Les décisions anticipées relatives au Renseignement tarifaire contraignant (RTC) et au Renseignement contraignant sur l’origine (RCO) permettent aux opérateurs économiques et commissionnaires en douane, de connaître préalablement l’identité des produits importés/exportés afin de préciser le traitement à accorder par la douane au produit, avant d’entamer les procédures commerciales.

Inspirée principalement d’une recommandation de l’Organisation mondiale des douanes (OMD), le RTC permet à leurs titulaires de connaitre le traitement de la marchandise importée ou exportée vers les autres pays (droits et taxes, documents et autorisations, régime préférentiel, contingents et autres mesures du commerce international…).

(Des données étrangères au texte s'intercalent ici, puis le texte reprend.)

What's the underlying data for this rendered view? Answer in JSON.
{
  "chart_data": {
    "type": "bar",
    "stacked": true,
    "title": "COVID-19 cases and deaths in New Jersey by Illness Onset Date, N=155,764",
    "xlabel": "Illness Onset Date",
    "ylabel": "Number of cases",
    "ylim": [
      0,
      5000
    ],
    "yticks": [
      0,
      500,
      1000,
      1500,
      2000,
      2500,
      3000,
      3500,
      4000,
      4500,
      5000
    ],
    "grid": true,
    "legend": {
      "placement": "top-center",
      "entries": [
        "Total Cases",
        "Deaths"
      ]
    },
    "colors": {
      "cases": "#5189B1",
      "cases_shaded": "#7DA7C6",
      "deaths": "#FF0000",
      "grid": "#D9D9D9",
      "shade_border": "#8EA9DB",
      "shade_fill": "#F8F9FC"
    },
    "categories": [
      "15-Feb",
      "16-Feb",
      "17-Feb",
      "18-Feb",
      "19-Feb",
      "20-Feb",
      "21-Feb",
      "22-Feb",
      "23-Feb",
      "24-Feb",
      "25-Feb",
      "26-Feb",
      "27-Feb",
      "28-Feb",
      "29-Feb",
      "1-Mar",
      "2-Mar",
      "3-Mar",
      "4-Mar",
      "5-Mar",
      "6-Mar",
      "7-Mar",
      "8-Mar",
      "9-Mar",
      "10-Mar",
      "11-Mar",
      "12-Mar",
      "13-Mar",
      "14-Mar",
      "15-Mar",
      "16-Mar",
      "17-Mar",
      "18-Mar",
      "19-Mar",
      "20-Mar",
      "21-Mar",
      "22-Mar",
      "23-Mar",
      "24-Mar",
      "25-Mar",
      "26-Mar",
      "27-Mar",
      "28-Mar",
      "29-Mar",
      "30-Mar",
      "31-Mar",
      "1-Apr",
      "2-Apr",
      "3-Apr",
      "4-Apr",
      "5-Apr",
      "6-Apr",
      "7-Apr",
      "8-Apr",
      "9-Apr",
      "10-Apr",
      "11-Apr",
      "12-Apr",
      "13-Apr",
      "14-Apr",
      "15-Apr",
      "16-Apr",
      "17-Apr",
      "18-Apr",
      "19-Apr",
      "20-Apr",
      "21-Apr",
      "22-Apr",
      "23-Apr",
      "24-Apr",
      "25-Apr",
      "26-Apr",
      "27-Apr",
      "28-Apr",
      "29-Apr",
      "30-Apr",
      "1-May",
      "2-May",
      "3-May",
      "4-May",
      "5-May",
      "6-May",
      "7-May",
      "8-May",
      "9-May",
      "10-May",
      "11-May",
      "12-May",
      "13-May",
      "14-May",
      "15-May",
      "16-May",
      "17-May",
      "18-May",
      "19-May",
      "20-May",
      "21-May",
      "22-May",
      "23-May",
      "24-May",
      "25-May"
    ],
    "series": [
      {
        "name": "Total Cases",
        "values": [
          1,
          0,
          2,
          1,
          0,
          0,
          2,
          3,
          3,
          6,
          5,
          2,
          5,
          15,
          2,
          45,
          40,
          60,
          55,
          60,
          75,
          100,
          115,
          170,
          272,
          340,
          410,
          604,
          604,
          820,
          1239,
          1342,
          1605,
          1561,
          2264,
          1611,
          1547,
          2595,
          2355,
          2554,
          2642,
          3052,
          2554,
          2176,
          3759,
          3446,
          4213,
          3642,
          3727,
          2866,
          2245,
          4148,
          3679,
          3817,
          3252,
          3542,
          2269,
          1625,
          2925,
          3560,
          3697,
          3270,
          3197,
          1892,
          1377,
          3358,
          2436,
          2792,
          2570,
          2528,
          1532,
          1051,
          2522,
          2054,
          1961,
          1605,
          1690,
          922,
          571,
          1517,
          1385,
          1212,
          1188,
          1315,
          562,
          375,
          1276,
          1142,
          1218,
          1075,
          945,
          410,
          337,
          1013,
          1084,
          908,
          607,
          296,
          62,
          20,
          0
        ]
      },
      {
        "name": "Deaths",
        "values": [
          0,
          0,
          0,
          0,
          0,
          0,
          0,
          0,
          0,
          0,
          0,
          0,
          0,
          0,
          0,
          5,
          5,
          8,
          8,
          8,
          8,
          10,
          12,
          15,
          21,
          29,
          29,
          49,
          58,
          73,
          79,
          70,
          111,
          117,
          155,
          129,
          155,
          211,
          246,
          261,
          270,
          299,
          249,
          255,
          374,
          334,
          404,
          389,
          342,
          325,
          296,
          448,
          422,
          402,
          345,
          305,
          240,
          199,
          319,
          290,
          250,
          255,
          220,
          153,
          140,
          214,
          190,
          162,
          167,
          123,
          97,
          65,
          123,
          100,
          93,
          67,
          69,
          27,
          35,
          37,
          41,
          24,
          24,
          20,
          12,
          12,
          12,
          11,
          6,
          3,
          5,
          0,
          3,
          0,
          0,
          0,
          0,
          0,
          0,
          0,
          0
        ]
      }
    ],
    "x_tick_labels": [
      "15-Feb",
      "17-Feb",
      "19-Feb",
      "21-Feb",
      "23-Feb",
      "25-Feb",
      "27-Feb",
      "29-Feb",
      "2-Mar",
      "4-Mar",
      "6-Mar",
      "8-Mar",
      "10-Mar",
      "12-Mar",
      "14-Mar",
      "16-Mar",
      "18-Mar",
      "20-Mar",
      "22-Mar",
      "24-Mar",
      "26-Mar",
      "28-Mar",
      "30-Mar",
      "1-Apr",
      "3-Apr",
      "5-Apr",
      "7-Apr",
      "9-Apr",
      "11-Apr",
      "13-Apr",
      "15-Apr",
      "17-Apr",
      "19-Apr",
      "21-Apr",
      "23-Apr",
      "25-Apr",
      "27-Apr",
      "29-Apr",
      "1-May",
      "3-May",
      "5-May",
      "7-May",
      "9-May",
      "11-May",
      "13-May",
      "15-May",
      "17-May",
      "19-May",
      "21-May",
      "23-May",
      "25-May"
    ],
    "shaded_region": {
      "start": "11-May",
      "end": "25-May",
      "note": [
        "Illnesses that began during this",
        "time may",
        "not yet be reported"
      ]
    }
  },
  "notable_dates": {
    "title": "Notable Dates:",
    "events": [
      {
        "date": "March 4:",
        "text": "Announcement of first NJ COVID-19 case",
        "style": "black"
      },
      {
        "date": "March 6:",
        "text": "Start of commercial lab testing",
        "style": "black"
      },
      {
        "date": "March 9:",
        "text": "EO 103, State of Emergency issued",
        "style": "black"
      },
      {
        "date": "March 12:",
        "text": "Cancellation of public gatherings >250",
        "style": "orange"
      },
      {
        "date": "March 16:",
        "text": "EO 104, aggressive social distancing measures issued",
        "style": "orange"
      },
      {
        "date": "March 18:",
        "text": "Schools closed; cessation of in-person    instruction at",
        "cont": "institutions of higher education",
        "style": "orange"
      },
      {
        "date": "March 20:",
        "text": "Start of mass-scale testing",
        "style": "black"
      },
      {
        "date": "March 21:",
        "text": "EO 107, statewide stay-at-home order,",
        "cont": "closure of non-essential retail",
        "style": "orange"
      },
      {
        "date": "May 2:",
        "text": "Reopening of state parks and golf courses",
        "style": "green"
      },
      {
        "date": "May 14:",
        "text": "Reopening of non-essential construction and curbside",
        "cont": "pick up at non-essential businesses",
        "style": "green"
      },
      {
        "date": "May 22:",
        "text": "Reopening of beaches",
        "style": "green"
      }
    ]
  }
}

Quant au RCO, recommandé également par l’OMD, il aide les opérateurs à déterminer l’origine de la marchandise selon les règles de base concernant les appréciations de l’origine, appliquées en Algérie et à l’échelle internationale.

Les deux documents, qui remplacent ainsi l’ancienne procédure « D40 », jugée « très lourde », seront accordés par l’administration des douanes, sur demande des tiers, préalablement à la souscription en douane, et ce, dans un délai de 90 jours à partir de la date de la notification de l’acceptation.

Les demandes sont effectuées à travers un formulaire téléchargeable à partir du site officiel de la douane algérienne, accompagné des copies du registre du commerce, du NIF et de la décision OEA, avec un échantillon de la marchandise et sa description (plans, photos, catalogues, prospectus..).